🤖 AI Summary
This paper addresses the joint optimization of cumulative reward maximization, fairness (i.e., lower bounds on per-arm average rewards), and regularity (i.e., lower bounds on per-arm selection frequencies) in combinatorial multi-armed bandits—motivated by critical applications such as wireless resource scheduling. We propose a parameterized algorithm integrating virtual queues, time-since-last-reward (TSLR) metrics, and upper confidence bound (UCB) principles, and analyze it rigorously via Lyapunov drift theory.

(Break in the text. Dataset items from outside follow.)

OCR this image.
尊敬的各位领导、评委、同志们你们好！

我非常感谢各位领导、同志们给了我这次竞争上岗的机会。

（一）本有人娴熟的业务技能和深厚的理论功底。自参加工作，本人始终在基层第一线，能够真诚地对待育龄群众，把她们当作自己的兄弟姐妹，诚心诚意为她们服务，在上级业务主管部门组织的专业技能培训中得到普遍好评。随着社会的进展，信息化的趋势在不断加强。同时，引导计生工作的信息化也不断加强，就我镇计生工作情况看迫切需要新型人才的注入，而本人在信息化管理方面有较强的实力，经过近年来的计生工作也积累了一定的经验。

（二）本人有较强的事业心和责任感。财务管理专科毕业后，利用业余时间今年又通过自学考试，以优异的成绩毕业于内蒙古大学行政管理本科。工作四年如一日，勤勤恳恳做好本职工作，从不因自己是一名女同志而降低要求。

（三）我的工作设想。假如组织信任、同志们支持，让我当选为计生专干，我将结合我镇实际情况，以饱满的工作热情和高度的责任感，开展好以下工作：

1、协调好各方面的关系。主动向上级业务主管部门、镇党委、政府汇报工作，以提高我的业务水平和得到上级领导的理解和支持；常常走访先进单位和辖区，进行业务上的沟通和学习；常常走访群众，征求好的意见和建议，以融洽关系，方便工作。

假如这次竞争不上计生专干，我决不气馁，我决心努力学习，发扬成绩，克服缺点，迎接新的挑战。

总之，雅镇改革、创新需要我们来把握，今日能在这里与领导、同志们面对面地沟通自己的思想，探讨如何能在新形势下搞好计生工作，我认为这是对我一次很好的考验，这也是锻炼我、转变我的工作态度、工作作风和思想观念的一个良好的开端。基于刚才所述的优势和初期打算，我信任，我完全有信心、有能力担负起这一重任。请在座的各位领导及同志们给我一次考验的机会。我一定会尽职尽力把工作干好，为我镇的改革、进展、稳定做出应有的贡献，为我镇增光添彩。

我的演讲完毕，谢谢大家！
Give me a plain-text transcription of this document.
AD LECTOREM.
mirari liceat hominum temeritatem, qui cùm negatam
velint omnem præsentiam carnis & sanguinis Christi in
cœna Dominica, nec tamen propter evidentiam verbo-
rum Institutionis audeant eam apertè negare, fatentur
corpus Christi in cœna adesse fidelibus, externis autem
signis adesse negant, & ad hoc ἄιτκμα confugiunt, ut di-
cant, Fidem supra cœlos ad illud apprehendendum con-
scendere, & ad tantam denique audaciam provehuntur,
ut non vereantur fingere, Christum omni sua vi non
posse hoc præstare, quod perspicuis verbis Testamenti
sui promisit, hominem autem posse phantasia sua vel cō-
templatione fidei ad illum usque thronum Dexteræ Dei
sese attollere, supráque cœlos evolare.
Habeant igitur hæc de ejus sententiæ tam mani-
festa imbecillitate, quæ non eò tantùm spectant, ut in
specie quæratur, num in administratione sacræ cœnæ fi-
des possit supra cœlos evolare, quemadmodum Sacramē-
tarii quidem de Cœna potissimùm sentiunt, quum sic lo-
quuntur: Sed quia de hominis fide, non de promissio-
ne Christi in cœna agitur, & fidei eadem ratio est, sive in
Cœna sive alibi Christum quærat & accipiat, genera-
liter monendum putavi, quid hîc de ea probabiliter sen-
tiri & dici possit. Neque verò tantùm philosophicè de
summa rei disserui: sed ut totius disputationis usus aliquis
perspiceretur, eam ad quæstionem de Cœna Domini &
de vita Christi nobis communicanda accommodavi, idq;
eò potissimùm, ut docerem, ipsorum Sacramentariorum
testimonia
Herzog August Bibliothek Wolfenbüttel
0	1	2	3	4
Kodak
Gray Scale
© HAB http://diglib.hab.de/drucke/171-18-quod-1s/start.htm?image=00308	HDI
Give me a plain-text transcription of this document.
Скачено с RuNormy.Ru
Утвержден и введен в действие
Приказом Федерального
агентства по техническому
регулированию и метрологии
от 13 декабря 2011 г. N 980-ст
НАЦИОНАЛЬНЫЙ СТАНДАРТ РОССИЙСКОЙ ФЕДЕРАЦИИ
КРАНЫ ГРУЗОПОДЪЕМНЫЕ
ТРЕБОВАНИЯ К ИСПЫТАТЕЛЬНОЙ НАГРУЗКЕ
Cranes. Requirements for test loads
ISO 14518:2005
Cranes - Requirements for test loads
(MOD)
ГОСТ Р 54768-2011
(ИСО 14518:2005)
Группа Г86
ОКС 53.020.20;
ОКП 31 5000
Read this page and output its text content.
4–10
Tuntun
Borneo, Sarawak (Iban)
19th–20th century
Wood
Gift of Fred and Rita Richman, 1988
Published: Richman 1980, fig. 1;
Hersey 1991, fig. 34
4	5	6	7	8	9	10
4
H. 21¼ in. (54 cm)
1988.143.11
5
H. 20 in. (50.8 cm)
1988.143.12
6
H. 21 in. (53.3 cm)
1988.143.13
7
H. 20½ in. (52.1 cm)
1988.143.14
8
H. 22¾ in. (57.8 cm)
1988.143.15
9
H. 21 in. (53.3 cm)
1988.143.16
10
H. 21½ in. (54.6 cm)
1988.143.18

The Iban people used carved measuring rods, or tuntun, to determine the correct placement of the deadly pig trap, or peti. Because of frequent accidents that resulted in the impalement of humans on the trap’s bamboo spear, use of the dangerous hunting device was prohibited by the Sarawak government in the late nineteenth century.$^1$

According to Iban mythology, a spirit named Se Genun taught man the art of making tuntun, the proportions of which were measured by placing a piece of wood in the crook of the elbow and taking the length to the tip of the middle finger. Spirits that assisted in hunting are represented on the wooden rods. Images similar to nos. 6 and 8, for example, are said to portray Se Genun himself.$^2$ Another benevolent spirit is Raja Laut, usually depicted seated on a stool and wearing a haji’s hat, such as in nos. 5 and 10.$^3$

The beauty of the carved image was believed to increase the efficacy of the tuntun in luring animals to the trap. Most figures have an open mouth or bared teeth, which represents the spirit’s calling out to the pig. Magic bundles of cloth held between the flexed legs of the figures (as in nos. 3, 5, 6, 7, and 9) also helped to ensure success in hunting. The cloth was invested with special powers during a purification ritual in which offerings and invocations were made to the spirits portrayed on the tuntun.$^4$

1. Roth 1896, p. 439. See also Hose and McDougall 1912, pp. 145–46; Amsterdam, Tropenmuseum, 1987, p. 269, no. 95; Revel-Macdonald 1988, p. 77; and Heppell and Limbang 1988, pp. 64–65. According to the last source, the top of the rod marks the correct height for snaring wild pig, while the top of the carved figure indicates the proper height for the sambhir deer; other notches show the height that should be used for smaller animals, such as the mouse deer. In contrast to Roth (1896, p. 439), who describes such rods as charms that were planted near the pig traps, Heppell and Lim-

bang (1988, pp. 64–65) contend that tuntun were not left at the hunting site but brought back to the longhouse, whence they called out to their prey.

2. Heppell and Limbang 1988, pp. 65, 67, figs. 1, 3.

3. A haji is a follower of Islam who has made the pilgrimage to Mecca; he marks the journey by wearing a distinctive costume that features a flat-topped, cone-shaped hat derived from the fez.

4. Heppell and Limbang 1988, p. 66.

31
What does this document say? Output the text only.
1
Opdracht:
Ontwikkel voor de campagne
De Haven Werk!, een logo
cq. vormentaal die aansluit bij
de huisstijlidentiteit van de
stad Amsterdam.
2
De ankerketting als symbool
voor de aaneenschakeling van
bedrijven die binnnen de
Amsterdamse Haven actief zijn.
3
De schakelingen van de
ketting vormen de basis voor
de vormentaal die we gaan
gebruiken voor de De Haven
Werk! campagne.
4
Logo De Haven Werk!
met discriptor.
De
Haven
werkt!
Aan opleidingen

To the best of our knowledge, this is the first work to simultaneously achieve zero cumulative fairness violation, strict regularity guarantees, and $O(sqrt{T})$ sublinear regret—establishing a novel theoretical trade-off frontier. Extensive experiments on two real-world wireless network datasets validate both the efficacy and practical applicability of the proposed approach.
📝 Abstract
The combinatorial multi-armed bandit model is designed to maximize cumulative rewards in the presence of uncertainty by activating a subset of arms in each round. This paper is inspired by two critical applications in wireless networks, where it's not only essential to maximize cumulative rewards but also to guarantee fairness among arms (i.e., the minimum average reward required by each arm) and ensure reward regularity (i.e., how often each arm receives the reward). In this paper, we propose a parameterized regular and fair learning algorithm to achieve these three objectives. In particular, the proposed algorithm linearly combines virtual queue-lengths (tracking the fairness violations), Time-Since-Last-Reward (TSLR) metrics, and Upper Confidence Bound (UCB) estimates in its weight measure. Here, TSLR is similar to age-of-information and measures the elapsed number of rounds since the last time an arm received a reward, capturing the reward regularity performance, and UCB estimates are utilized to balance the tradeoff between exploration and exploitation in online learning. By exploring a key relationship between virtual queue-lengths and TSLR metrics and utilizing several non-trivial Lyapunov functions, we analytically characterize zero cumulative fairness violation, reward regularity, and cumulative regret performance under our proposed algorithm. These theoretical outcomes are verified by simulations based on two real-world datasets.